DESROTINANDO
 

 "No tempo em que eu jogava futebol, levantava de manhã cedo já chutando o urinol!" 
 
A
 frase, bastante usada pela molecada nos anos '50 e '60, não  dizia respeito ao indivíduo estressado,  mas, ao decidido, àquele a quem se dá hoje a alcunha de "irado", ou seja, quem hoje se destaca entre outros como sendo um cara legal - contrariando, portanto, a própria definição encontrada nos dicionários.

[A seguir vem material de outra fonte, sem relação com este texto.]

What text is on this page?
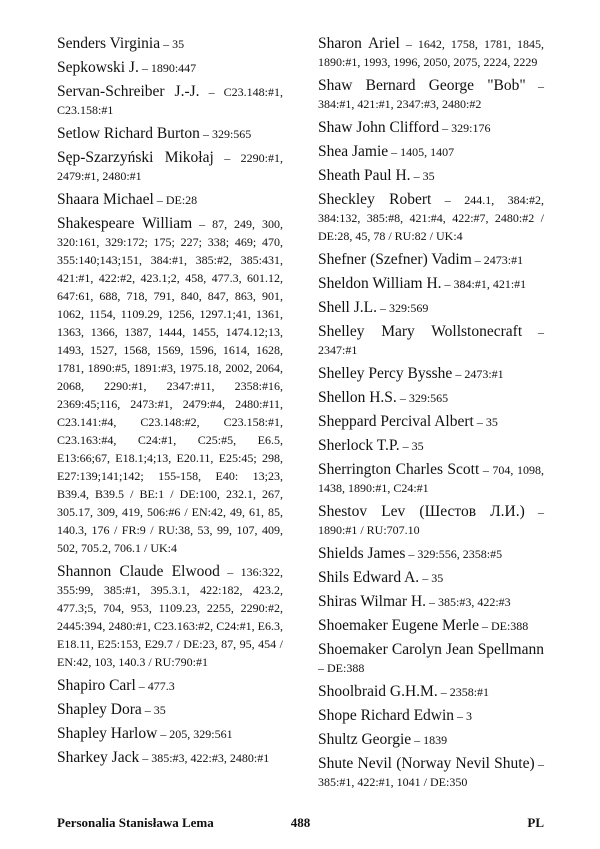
Senders Virginia – 35
Sepkowski J. – 1890:447
Servan-Schreiber J.-J. – C23.148:#1, C23.158:#1
Setlow Richard Burton – 329:565
Sęp-Szarzyński Mikołaj – 2290:#1, 2479:#1, 2480:#1
Shaara Michael – DE:28
Shakespeare William – 87, 249, 300, 320:161, 329:172; 175; 227; 338; 469; 470, 355:140;143;151, 384:#1, 385:#2, 385:431, 421:#1, 422:#2, 423.1;2, 458, 477.3, 601.12, 647:61, 688, 718, 791, 840, 847, 863, 901, 1062, 1154, 1109.29, 1256, 1297.1;41, 1361, 1363, 1366, 1387, 1444, 1455, 1474.12;13, 1493, 1527, 1568, 1569, 1596, 1614, 1628, 1781, 1890:#5, 1891:#3, 1975.18, 2002, 2064, 2068, 2290:#1, 2347:#11, 2358:#16, 2369:45;116, 2473:#1, 2479:#4, 2480:#11, C23.141:#4, C23.148:#2, C23.158:#1, C23.163:#4, C24:#1, C25:#5, E6.5, E13:66;67, E18.1;4;13, E20.11, E25:45; 298, E27:139;141;142; 155-158, E40: 13;23, B39.4, B39.5 / BE:1 / DE:100, 232.1, 267, 305.17, 309, 419, 506:#6 / EN:42, 49, 61, 85, 140.3, 176 / FR:9 / RU:38, 53, 99, 107, 409, 502, 705.2, 706.1 / UK:4
Shannon Claude Elwood – 136:322, 355:99, 385:#1, 395.3.1, 422:182, 423.2, 477.3;5, 704, 953, 1109.23, 2255, 2290:#2, 2445:394, 2480:#1, C23.163:#2, C24:#1, E6.3, E18.11, E25:153, E29.7 / DE:23, 87, 95, 454 / EN:42, 103, 140.3 / RU:790:#1
Shapiro Carl – 477.3
Shapley Dora – 35
Shapley Harlow – 205, 329:561
Sharkey Jack – 385:#3, 422:#3, 2480:#1
Sharon Ariel – 1642, 1758, 1781, 1845, 1890:#1, 1993, 1996, 2050, 2075, 2224, 2229
Shaw Bernard George "Bob" – 384:#1, 421:#1, 2347:#3, 2480:#2
Shaw John Clifford – 329:176
Shea Jamie – 1405, 1407
Sheath Paul H. – 35
Sheckley Robert – 244.1, 384:#2, 384:132, 385:#8, 421:#4, 422:#7, 2480:#2 / DE:28, 45, 78 / RU:82 / UK:4
Shefner (Szefner) Vadim – 2473:#1
Sheldon William H. – 384:#1, 421:#1
Shell J.L. – 329:569
Shelley Mary Wollstonecraft – 2347:#1
Shelley Percy Bysshe – 2473:#1
Shellon H.S. – 329:565
Sheppard Percival Albert – 35
Sherlock T.P. – 35
Sherrington Charles Scott – 704, 1098, 1438, 1890:#1, C24:#1
Shestov Lev (Шестов Л.И.) – 1890:#1 / RU:707.10
Shields James – 329:556, 2358:#5
Shils Edward A. – 35
Shiras Wilmar H. – 385:#3, 422:#3
Shoemaker Eugene Merle – DE:388
Shoemaker Carolyn Jean Spellmann – DE:388
Shoolbraid G.H.M. – 2358:#1
Shope Richard Edwin – 3
Shultz Georgie – 1839
Shute Nevil (Norway Nevil Shute) – 385:#1, 422:#1, 1041 / DE:350
Personalia Stanisława Lema	488	PL
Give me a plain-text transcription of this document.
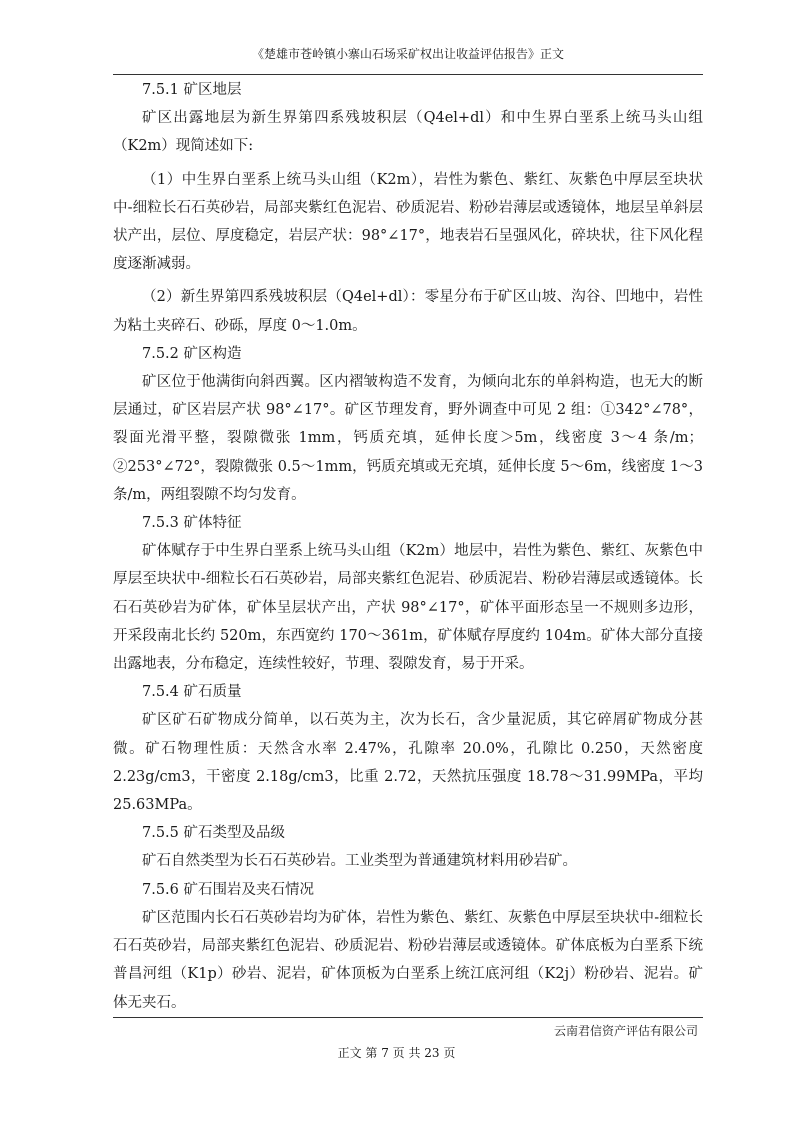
《楚雄市苍岭镇小寨山石场采矿权出让收益评估报告》正文
7.5.1 矿区地层

矿区出露地层为新生界第四系残坡积层（Q4el+dl）和中生界白垩系上统马头山组（K2m）现简述如下:

（1）中生界白垩系上统马头山组（K2m），岩性为紫色、紫红、灰紫色中厚层至块状中-细粒长石石英砂岩，局部夹紫红色泥岩、砂质泥岩、粉砂岩薄层或透镜体，地层呈单斜层状产出，层位、厚度稳定，岩层产状：98°∠17°，地表岩石呈强风化，碎块状，往下风化程度逐渐减弱。

（2）新生界第四系残坡积层（Q4el+dl）：零星分布于矿区山坡、沟谷、凹地中，岩性为粘土夹碎石、砂砾，厚度 0～1.0m。

7.5.2 矿区构造

矿区位于他满街向斜西翼。区内褶皱构造不发育，为倾向北东的单斜构造，也无大的断层通过，矿区岩层产状 98°∠17°。矿区节理发育，野外调查中可见 2 组：①342°∠78°，裂面光滑平整，裂隙微张 1mm，钙质充填，延伸长度＞5m，线密度 3～4 条/m；②253°∠72°，裂隙微张 0.5～1mm，钙质充填或无充填，延伸长度 5～6m，线密度 1～3 条/m，两组裂隙不均匀发育。

7.5.3 矿体特征

矿体赋存于中生界白垩系上统马头山组（K2m）地层中，岩性为紫色、紫红、灰紫色中厚层至块状中-细粒长石石英砂岩，局部夹紫红色泥岩、砂质泥岩、粉砂岩薄层或透镜体。长石石英砂岩为矿体，矿体呈层状产出，产状 98°∠17°，矿体平面形态呈一不规则多边形，开采段南北长约 520m，东西宽约 170～361m，矿体赋存厚度约 104m。矿体大部分直接出露地表，分布稳定，连续性较好，节理、裂隙发育，易于开采。

7.5.4 矿石质量

矿区矿石矿物成分简单，以石英为主，次为长石，含少量泥质，其它碎屑矿物成分甚微。矿石物理性质：天然含水率 2.47%，孔隙率 20.0%，孔隙比 0.250，天然密度 2.23g/cm3，干密度 2.18g/cm3，比重 2.72，天然抗压强度 18.78～31.99MPa，平均 25.63MPa。

7.5.5 矿石类型及品级

矿石自然类型为长石石英砂岩。工业类型为普通建筑材料用砂岩矿。

7.5.6 矿石围岩及夹石情况

矿区范围内长石石英砂岩均为矿体，岩性为紫色、紫红、灰紫色中厚层至块状中-细粒长石石英砂岩，局部夹紫红色泥岩、砂质泥岩、粉砂岩薄层或透镜体。矿体底板为白垩系下统普昌河组（K1p）砂岩、泥岩，矿体顶板为白垩系上统江底河组（K2j）粉砂岩、泥岩。矿体无夹石。

云南君信资产评估有限公司
正文 第 7 页 共 23 页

 Pois, hoje eu acordei com vontade de chutar o penico! - não por me achar "o cara", nem tampouco "o nervosinho", mas, apenas por querer sair da rotina, "desrotinar".
 (...)
 Passando a mão no rosto e sentindo a barba apontando, resolvi: "- Hoje eu não vou fazer a barba! E mais: nem vou tomar café! Ora, todo dia de manhã café, café, café... Não! Hoje, não! Hoje eu vou preparar, no capricho, "aquele" chazinho inglês, comprado ontem."
 
(...)
 Coisa chic é o sentar-se à mesa (redonda, não muito grande) coberta com toalha de linho, branca e lindamente bordada, onde se destaca o aparelho de chá em porcelana fina (daquelas que, na translucidez do fundo da chávena se veem e se leem, enevoados mas claros, o brasão do fabricante e os dizeres "Made in England") e, a acompanhá-lo, colherzinhas de prata, biscoitinhos delicados e cubos de açúcar cristalizado...
 ...Ush! É coisa de lord!
 Veio-me à cabeça ter visto um filme com história possivelmente de Agatha Christie e possivelmente interpretada por David Niven: ele, com a classe indiscutível que sempre teve, derramando água fervente e preparando,  na temperatura adequada, a infusão daquela "essência herbórea" possivelmente provinda d'alguma das possessões mantidas pela Coroa Britânica por esses mundos... Na chávena, o sachet de tamanho adequado, e não esses "envelopes" que conhecemos.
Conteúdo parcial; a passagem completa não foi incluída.